La gang dei doberman: cinofilia dimenticata (giustamente)
Chiariamolo subito: l’unica cosa degna di menzione di questo film coi doberman è la canzone Someone composta da Bradford Craig e soprattutto Alan Silvestri, che esordisce così nelle colonne sonore.
Canzone che tra l’altro, non so perché, da subito me ne ha ricordata un’altra, a me molto cara.
Questo, comunque, c’entra poco.
Per il resto, si capisce già dopo poche immagini che non c’era alcun bisogno di vedere questo filmetto del 1972, oggi perfetto per un incontro casuale da zapping notturno nei canali dopo il 9, tra Alvaro Vitali e una televendita. Probabilmente non la penserà così chi lo vide all’epoca, lasciandosi oggi convincere alla rivalutazione dalle palpebre troppo umide per la nostalgia. Non è il nostro caso.
“L’errore nasce sempre dal fattore umano e l’ultima volta mi è costato cinque anni” si lamenta Eddie (Byron Mabe) (proprio lui!), dopo una rapina svoltasi con qualche intoppo per scarsa professionalità sua e dei suoi due compari, uno dei quali (Simmy Bow) ha questa faccia:
E allora, per andare sul sicuro, senti che ti combina l’Eddie (Byron Mabe. Scherzavo, mai visto né sentito): una sera vede tre doberman che riescono a far arrestare dei ladri di auto e rimane folgorato. Allora si procura un bulldog e sei doberman (razza di cui ha appena scoperto l’esistenza) e un addestratore di cani lupo per l’aviazione, o meglio, un trainer (più volte pronunciato, nell’edizione italiana, esattamente com’è scritto) e insieme a loro, alla sua nuova ragazza e ai due complici organizza il colpo della vita. A effettuarlo dovranno essere proprio i doberman, addestrati a lungo (troppo a lungo, la prima ora del film) ad eseguire specifici compiti: controllare le uscite della banca, tenere a bada clienti e funzionari, reggere in bocca il biglietto con scritto “Questa è una rapina” e ritornare al nascondiglio col malloppo. Tutto questo grazie a dei fischietti ad ultrasuoni e dopo essere stati ribattezzati con nomi di una certa importanza: Dillinger, Bonnie, Clyde, Baby Face Nelson, Pretty Boy Floyd e Ma Barker.

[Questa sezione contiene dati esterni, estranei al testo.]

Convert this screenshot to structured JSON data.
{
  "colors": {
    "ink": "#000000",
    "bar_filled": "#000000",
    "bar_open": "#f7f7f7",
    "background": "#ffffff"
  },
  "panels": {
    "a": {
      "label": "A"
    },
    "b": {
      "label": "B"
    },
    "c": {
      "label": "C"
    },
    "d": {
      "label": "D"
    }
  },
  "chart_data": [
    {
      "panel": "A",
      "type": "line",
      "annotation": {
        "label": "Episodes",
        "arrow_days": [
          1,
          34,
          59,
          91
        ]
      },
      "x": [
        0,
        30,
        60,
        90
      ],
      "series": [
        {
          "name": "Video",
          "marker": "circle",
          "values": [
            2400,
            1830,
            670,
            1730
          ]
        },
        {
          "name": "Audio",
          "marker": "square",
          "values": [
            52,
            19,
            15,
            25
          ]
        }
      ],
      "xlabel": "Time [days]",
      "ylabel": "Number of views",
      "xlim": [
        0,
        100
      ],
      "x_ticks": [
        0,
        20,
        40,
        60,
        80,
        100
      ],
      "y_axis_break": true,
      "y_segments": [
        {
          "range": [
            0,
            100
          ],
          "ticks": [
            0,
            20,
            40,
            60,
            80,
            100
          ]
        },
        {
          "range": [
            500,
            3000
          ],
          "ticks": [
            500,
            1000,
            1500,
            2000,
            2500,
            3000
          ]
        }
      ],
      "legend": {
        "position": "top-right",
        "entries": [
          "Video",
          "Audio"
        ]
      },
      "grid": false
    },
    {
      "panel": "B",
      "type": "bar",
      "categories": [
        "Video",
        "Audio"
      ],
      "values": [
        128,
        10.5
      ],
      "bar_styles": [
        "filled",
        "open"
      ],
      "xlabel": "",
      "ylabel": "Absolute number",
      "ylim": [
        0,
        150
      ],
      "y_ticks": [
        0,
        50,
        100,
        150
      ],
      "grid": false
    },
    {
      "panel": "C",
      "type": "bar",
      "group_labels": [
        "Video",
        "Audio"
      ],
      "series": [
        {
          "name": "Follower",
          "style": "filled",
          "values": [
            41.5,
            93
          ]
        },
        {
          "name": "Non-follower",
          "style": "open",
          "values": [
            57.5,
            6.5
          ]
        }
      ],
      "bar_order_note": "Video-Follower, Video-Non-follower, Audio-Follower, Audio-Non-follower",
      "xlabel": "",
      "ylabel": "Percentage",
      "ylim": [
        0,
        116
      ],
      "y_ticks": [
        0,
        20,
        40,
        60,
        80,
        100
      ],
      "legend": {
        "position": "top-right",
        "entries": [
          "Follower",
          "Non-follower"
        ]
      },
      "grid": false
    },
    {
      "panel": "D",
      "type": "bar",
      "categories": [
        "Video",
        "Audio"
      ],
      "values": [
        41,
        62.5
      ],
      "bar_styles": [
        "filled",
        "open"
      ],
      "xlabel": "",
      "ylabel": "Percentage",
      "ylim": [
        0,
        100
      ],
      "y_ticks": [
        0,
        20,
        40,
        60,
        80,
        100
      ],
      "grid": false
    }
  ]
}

Nel mucchio di film con i cani, quello di Chudnow (regista di una manciata di cose) s’inserisce sfruttando pochissimo il lato divertente dell’idea. Anzi, diciamo che tutto è preso molto seriamente. Qualche traccia d’ironia c’è (il bulldog che durante l’addestramento sfigura di fronte ai prestanti doberman) e certe musiche in sottofondo sembrerebbero voler suggerire un tono da commedia scanzonata; in realtà la sceneggiatura opta per un’altra via: trascinare la trama piuttosto noiosamente, impantanandosi quasi subito nel disinteresse di chi guarda. Diretto blandamente e basato essenzialmente sull’unica idea di base – probabilmente originale e di successo allora, dato il seguito realizzato l’anno successivo – che però mostra oggi quanto la sua infallibilità fosse solo presunta, rivelandosi troppo poco elaborata per essere tradotta in qualcosa di coinvolgente. Sarebbe stato più duraturo con qualche colpo di reni della scrittura che rimediasse a questa povertà d’insieme, ma la cosa non sembra importasse molto agli autori.
Dopo un’ora di noia diffusa e dialoghi meccanici, si resiste a tenere gli occhi aperti in attesa del momento in cui dalla teoria si dovrà passare ai fatti, ossia gli ultimi minuti dopo un’ora di addestramento cani, ma anche allora non c’è nulla in grado di rendere memorabile la faccenda. Accade quello che ci si aspettava: doberman che ringhiano, mordono, corrono con i soldi nelle buste ecc. Persino Chudnow sembra accorgersi a un certo punto di quanto scarsi siano gli attori che si è scelto, puntando più sui cani e sulla loro destrezza e eleganza fisica (corse in ralenti). Il finale con (piccolo) colpo di scena non riesce a stupire neanche se stesso, confermando la fiacchezza di tutta la baracca.
Ci si può accontentare, ma non ne vale la pena.